In theory, alerts can be an effective customer service tool for fraud prevention, account management, bill payment and other banking functions. When executed correctly, not only can alerts increase customer service and satisfaction, they can also significantly cut costs for banks, introduce new revenue opportunities and accelerate adoption of the mobile banking channel.In practice, however, most alerts offered by banks today - phone calls, email and 1-way alerts - fall short of making these benefits a reality. Phone calls are only effective if the customer answers live; more often than not, a voicemail message is placed, requiring the customer to remember and dial back a phone number in order to remedy the situation. Emails also oblige the customer to reply, and can go many hours or days without being checked. 1-way alerts provide timely notification but lack a convenient response mechanism, thereby still placing the onus on customers to contact the bank. Like a phone that is only able to receive calls but unable to send them, these alert types are only half-effective.
The key to truly effective alerts is ensuring that they are both timely (sent and received instantly) and actionable (provide a convenient way for customers to immediately resolve issues). How best to reach customers in real-time and empower them to immediately respond to alerts and resolve account issues? The answer is 2-way alerts.
With over 254 million mobile U.S. subscribers - an astounding 84% penetration rate - mobile phones are more pervasive than the Internet and readily available at any time. Whether at home, work or on vacation, customers are very likely to have their cell phone with them. Moreover, according to Aberdeen Group, over 1 billion SMS messages are exchanged every month, making SMS alerts a timely (and ubiquitous) communication medium.
Taking advantage of the dynamic, real-time, 2-way nature of SMS alerts adds the critical "actionable" component. In a recent report, Javelin asserts that 2-way is the key driver for providing value to bank customers and accelerating adoption. Javelin argues that banks "able to provide time-sensitive informational 2-way alerts that affect account status will experience higher adoption of the mobile channel and give customers the control they desire."
2-way alerts are the perfect combination of timely and actionable, making them valuable to both customers and banks.
For customers, 2-way alerts provide the obvious comfort of being informed in real-time when issues arise with their financial accounts, and the convenience of being able to immediately resolve the problem via their mobile phone.
Consider the example of a questionable account activity.
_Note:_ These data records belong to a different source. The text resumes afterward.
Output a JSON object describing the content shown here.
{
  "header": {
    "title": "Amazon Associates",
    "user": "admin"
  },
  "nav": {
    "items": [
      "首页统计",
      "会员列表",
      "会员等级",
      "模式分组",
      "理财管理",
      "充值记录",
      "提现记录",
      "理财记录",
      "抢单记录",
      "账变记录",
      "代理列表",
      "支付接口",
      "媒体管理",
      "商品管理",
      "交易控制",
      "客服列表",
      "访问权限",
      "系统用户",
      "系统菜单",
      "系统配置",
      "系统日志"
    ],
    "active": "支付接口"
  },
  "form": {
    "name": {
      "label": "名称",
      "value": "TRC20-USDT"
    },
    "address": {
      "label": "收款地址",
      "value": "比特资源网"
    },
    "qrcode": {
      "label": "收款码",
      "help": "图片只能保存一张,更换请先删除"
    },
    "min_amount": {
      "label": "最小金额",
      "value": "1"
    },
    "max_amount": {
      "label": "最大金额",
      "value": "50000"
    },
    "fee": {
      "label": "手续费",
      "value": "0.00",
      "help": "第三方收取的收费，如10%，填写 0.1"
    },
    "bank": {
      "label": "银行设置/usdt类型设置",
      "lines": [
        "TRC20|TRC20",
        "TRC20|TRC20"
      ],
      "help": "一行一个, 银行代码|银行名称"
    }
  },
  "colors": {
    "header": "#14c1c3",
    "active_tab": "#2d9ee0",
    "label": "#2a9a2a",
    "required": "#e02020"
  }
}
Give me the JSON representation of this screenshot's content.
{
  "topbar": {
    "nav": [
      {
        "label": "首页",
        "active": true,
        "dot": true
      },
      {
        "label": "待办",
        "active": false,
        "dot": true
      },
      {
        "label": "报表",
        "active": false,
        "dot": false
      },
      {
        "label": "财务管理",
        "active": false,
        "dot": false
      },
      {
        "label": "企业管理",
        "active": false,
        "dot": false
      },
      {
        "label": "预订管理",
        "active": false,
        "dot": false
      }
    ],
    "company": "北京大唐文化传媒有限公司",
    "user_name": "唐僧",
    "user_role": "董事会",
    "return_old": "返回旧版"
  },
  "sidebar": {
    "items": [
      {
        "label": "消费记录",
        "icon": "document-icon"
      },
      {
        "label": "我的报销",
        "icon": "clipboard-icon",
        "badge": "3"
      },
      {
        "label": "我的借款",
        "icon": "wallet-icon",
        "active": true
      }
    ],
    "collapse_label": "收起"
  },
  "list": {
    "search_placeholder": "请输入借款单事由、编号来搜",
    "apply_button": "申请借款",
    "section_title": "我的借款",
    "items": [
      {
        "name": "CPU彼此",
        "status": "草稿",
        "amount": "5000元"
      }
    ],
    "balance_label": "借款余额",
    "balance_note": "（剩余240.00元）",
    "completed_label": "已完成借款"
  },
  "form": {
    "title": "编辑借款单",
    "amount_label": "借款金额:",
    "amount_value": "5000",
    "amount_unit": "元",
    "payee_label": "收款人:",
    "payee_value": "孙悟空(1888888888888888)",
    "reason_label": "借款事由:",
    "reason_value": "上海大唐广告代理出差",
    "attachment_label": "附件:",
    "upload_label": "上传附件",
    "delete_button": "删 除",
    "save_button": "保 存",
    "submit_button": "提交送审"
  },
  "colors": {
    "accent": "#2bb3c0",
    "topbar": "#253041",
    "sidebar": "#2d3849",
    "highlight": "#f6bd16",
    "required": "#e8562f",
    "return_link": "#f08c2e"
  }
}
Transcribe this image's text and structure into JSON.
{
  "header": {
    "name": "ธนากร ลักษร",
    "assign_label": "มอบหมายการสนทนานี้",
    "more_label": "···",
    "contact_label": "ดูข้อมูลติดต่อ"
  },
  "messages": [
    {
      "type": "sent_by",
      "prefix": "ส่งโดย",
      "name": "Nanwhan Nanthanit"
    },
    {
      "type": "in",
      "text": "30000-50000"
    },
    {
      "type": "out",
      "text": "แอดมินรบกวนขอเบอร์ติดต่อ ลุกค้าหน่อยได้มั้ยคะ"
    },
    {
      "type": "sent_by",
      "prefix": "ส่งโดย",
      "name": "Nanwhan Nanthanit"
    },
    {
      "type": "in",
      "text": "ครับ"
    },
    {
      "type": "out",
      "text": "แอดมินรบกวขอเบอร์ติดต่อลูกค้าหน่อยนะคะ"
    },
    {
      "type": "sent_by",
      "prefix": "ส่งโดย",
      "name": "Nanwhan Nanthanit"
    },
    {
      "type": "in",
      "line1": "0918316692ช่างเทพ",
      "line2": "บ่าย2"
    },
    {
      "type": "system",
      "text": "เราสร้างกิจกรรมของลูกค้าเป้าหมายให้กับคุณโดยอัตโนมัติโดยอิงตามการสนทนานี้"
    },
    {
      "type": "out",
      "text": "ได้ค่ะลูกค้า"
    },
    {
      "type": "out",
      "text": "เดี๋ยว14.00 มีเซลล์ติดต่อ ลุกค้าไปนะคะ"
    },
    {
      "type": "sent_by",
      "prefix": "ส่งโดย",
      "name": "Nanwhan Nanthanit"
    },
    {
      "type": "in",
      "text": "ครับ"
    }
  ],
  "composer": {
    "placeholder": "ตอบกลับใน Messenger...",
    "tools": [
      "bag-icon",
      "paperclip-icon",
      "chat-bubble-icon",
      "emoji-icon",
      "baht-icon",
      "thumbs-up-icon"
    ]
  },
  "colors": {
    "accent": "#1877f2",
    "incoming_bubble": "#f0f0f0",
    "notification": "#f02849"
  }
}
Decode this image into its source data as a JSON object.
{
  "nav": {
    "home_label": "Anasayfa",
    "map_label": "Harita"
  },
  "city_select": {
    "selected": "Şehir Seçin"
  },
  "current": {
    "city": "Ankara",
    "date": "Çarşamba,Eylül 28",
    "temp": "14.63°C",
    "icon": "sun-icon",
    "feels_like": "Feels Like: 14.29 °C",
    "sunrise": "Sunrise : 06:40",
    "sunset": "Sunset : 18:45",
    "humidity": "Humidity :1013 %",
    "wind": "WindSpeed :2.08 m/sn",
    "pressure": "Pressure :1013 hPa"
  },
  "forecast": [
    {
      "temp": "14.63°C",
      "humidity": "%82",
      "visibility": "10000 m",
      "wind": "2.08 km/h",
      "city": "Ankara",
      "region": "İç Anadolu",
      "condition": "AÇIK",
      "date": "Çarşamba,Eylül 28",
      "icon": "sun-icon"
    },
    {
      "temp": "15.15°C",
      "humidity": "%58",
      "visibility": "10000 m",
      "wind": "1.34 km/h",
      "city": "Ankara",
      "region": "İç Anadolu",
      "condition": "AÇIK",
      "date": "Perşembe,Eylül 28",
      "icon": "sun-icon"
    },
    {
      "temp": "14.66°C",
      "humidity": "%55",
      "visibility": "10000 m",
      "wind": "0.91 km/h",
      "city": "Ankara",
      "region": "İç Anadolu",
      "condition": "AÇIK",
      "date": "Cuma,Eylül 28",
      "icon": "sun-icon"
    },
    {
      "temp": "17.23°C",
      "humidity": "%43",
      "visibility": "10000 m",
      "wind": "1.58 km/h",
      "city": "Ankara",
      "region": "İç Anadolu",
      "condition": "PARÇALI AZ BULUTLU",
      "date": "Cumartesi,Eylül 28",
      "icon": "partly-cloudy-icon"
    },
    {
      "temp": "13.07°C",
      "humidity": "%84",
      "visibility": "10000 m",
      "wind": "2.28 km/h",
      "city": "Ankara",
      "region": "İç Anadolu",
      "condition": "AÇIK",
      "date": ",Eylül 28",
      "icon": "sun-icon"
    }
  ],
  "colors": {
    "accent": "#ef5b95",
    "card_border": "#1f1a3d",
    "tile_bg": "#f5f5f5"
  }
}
A 2-way alert is immediately sent to the customer, asking him to verify the transaction by simply replying with a "Y" (for "yes") or "N" (for "no"). Unlike existing alerts, this alert type is timely and actionable. The alternatives would be a phone call, email or 1-way alert, all of which require the customer to make an effort to call or visit the bank, with the possibility of the customer's account being frozen until the transaction is verified.
2-way alerts are non-intrusive yet deliver valuable information in real-time, and empower customers with simple control of their account. Without the timely delivery and ability to take action, this type of information can be virtually useless.
For financial institutions, 2-way alerts can significantly cut costs and generate new revenue. Banks can avoid huge losses from fraud and identity theft by utilizing 2-way alerts as a fraud prevention tool. These alerts divert traffic away from more expensive customer interaction channels, such as call centers and IVR systems. Mobile alerts are estimated to cost pennies, compared to $14 for each call center call or $3 for each call to the IVR system.
Two-way alerts also give banks the ability to generate revenue. With functionality such as mobile bill pay, in which a customer receives an actionable alert when a bill payment is due and can pay via text reply, banks stand to gain significant revenue. Banks can take advantage of "the float," improve payment predictability, eliminate check processing fees, charge for expedited payments, and bring on new billers (e.g. utility or cable companies) willing to pay the banks for these services. Finally, 2-way alerts can serve as a direct marketing medium by enabling banks to accompany alerts with actionable, targeted and contextual offers.
Alerts are not just a value-add for customers, but for banks as well. Something as simple as a 2-way text message, when executed correctly, can generate significant revenue and savings for banks, and can deliver a less intrusive and far more effective communication channel for customers. The two key elements for a successful alerting strategy is to ensure alerts reach customers in real-time and empower them with a quick and easy way to take action. Done properly, 2-way alerts can do wonders for a bank's bottom line.
Joseph Salesky is CEO of ClairMail Inc., a Novato, Calif.-based provider of mobile banking and payments solutions.